Pay is based on several factors including but not limited to local labor markets, education, work experience, certifications, etc. In addition to your salary, we offer benefits such as, a comprehensive benefits package, incentive and recognition programs, equity stock purchase and 401k contribution (all benefits are subject to eligibility requirements). No matter where or when you begin a career with us, you’ll find a far-reaching choice of benefits and incentives. The salary for this role will range from $89,900 to $160,600 annually based on full-time employment. We comply with all minimum wage laws as applicable.

Application Deadline: This will be posted for a minimum of 2 business days or until a sufficient candidate pool has been collected. Job posting may come down early due to volume of applicants.

At UnitedHealth Group, our mission is to help people live healthier lives and make the health system work better for everyone. We believe everyone–of every race, gender, sexuality, age, location and income–deserves the opportunity to live their healthiest life. Today, however, there are still far too many barriers to good health which are disproportionately experienced by people of color, historically marginalized groups and those with lower incomes. We are committed to mitigating our impact on the environment and enabling and delivering equitable care that addresses health disparities and improves health outcomes — an enterprise priority reflected in our mission.

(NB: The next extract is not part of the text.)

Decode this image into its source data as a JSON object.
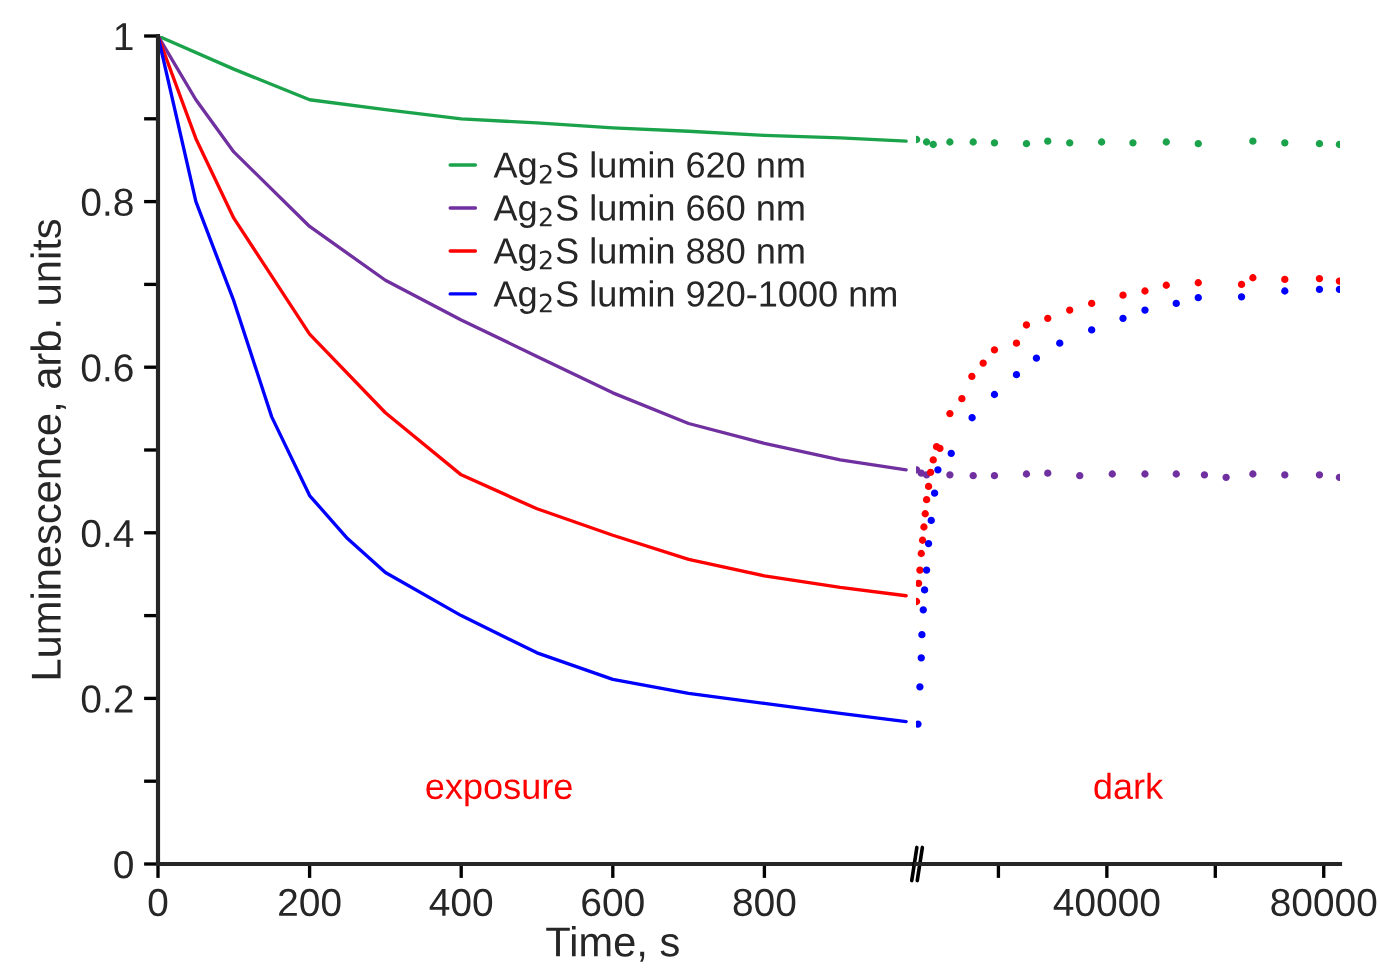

UnitedHealth Group is an Equal Employment Opportunity employer under applicable law and qualified applicants will receive consideration for employment without regard to race, national origin, religion, age, color, sex, sexual orientation, gender identity, disability, or protected veteran status, or any other characteristic protected by local, state, or federal laws, rules, or regulations.

UnitedHealth Group is a drug – free workplace. Candidates are required to pass a drug test before beginning employment.